Governo amplia lista de doenças que dão auxílio-doença sem carência; saiba quais
O Ministério da Previdência Social ampliou a lista de doenças e condições que permitem receber o auxílio-doença sem cumprir a carência mínima de 12 contribuições ao Instituto Nacional do Seguro Social (INSS). A mudança passou a valer em 24 de julho e incluiu a gestação de alto risco entre as condições que dão direito ao benefício sem carência.
A mudança foi publicada no Diário Oficial da União e assinada pelos ministros Wolney Queiroz, da Previdência Social, e Alexandre Padilha, da Saúde. Com a mudança, subiu para 18 o número de doenças e condições que permitem receber o benefício sem cumprir a carência mínima.

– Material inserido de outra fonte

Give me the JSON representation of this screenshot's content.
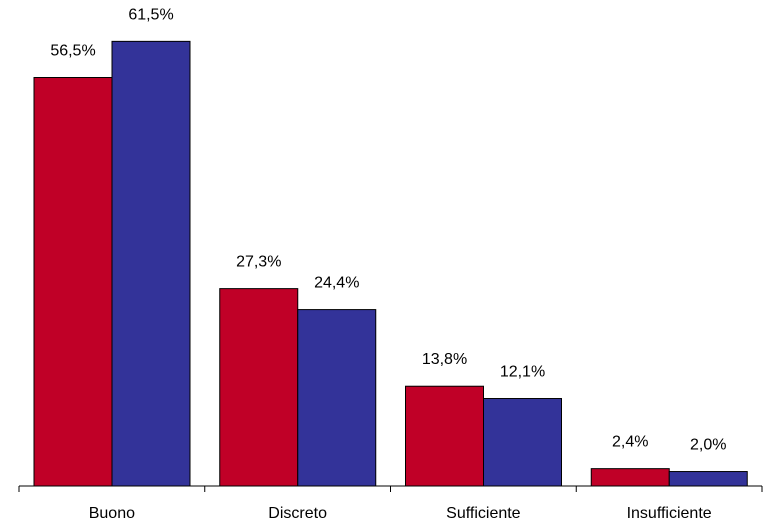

Esta é a segunda alteração na lista desde a criação do benefício. Em 2022, foram incluídos o acidente vascular encefálico (AVE) e o abdome agudo cirúrgico, nos casos considerados graves.
Veja a lista completa de doenças e condições que dispensam a carência:
Tuberculose ativa;
Hanseníase;
Transtorno mental grave, desde que esteja cursando com alienação mental;
Neoplasia maligna;
Cegueira;
Paralisia irreversível e incapacitante;
Cardiopatia grave;
Doença de Parkinson;
Espondilite anquilosante;
Nefropatia grave;
Estado avançado da doença de Paget (osteíte deformante);
Síndrome da deficiência imunológica adquirida (Aids);
Contaminação por radiação, com base em conclusão da medicina especializada;
Hepatopatia grave;
Esclerose múltipla;
Acidente vascular encefálico (agudo);
Abdome agudo cirúrgico; e
Gestação de alto risco.
Regra da carência
Para receber o benefício sem cumprir a carência, o segurado precisa comprovar a condição em uma Perícia Médica Federal.
A carência também é dispensada em caso de acidente de qualquer natureza ou quando a doença está relacionada ao trabalho.
Nos demais casos, continua valendo a carência mínima de 12 meses de contribuição.
Direito ao auxílio
O auxílio-doença pode ser solicitado quando o trabalhador, com carteira assinada ou autônomo, fica temporariamente incapaz de exercer sua atividade profissional por causa de uma condição de saúde.
Para trabalhadores com carteira assinada, a empresa paga o salário dos primeiros 15 dias de afastamento. A partir do 16º dia, o trabalhador pode solicitar o benefício ao INSS, pelo aplicativo ou site Meu INSS.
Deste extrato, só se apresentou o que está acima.